Несмотря на то что Павлу не удалось ни подлечить в Москве ноги, ни уладить ссору старшего сына с женой (ради чего, собственно, и приезжал сюда); несмотря на заботы, которых теперь прибавлялось у него (в связи с тем, что забирал к себе внуков), он выглядел намного бодрее, чем в день приезда, когда на этой же платформе Роман, Ася и Сергей Иванович встречали его. Обстановка в семье свата, разговор и гостеприимство их так подействовали на Павла, что он не хотел думать о Романе. "Не было ума, так и от наук не наберется", — сердито сказал о нем. Всегда старавшийся ровно относиться ко всем своим детям, но более любивший все же Бориса, а потом перенесший эту любовь на младшего, Петра, и недолюбливавший Романа за его болезненную хилость и молчаливую, в детстве, непокорность, Павел острее, чем когдалибо, ощутил в эти дни в Москве неприязнь к старшему сыну и невольно обращал эту неприязнь на Екатерину, всегда выступавшую защитницей своего первенца. "Рос дураком и вырос не лучше. Хватило хоть ума на вокзал не явиться", — мысленно произносил Павел, в то время как взгляд его то и дело с Бориса и Сергея Ивановича перебегал на Асю и внуков.

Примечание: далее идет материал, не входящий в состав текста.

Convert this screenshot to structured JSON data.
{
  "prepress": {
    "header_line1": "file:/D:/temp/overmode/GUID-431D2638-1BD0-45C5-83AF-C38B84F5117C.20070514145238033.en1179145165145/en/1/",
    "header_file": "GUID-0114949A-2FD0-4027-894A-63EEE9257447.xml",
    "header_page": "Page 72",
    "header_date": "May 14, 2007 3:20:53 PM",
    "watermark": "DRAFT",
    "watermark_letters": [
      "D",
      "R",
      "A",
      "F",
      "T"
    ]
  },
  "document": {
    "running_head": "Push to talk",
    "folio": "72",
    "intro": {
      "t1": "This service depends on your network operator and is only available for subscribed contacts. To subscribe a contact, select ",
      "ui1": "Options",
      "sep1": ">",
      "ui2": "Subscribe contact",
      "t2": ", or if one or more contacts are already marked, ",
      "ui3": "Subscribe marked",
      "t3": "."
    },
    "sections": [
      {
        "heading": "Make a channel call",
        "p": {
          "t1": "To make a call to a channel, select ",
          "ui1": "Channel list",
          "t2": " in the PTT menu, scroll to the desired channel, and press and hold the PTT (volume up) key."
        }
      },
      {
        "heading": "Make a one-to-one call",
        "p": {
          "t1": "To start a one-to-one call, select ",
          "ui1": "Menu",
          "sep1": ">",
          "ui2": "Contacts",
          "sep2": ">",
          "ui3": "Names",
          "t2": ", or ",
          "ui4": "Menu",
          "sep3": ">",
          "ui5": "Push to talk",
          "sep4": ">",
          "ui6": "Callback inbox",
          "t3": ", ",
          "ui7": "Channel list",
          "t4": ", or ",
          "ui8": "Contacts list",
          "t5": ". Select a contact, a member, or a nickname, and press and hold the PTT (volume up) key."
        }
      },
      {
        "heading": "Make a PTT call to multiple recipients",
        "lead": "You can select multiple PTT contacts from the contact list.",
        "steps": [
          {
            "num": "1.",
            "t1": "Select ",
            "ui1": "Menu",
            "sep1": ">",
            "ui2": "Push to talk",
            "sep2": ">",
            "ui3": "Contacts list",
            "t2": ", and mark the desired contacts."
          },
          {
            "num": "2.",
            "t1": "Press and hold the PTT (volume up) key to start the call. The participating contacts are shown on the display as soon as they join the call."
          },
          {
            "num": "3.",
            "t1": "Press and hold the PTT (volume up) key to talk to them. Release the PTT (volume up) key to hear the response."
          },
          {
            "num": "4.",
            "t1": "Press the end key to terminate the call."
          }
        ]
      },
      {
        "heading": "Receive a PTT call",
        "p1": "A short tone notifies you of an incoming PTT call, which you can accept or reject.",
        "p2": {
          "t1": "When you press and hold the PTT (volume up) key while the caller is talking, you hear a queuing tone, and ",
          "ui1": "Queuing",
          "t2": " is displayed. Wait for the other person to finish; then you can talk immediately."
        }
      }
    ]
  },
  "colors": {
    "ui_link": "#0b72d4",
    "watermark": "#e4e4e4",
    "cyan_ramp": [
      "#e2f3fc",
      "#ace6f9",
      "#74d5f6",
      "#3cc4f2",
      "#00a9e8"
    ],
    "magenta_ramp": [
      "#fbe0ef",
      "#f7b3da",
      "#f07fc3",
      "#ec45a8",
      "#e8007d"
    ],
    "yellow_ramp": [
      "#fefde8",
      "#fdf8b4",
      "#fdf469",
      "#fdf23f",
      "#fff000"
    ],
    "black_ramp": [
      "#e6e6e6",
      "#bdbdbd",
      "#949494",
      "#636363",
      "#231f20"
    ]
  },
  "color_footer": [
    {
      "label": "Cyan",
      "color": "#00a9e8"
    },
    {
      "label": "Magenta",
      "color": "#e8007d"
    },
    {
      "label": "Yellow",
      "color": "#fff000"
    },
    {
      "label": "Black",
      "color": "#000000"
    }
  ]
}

Сергей Иванович был весел; Борис, как всегда, строг. Он стоял рядом с беременной женой, держал ее под руку и почти не вступал в разговор, который велся Сергеем Ивановичем. Ася смотрела на сыновей и вытирала платком глаза, красные не столько от слез, как от бессонницы, в последние дни мучившей ее. Мальчики бегали вокруг чемодана и свертков, они были возбуждены оттого, что уезжали с дедом в деревню, шалили, и Ася покрикивала на них.
— Да оставьте вы их в покое, пусть поиграют, они же дети, им надо двигаться, — говорил ей Сергей Иванович тем покровительственным тоном, каким любят сказать иногда люди о деле, ие имеющем к ним отношения. — А ну сюда, а ну сюда, — говорил он мальчикам, присаживаясь на корточки и ловя их. — Но вечер, я вам скажу, вечер какой, — произносил он, оглядываясь на заходившее (за стрелками, путями, зелеными вагонами в тупиках и зданиями за ними) солнце.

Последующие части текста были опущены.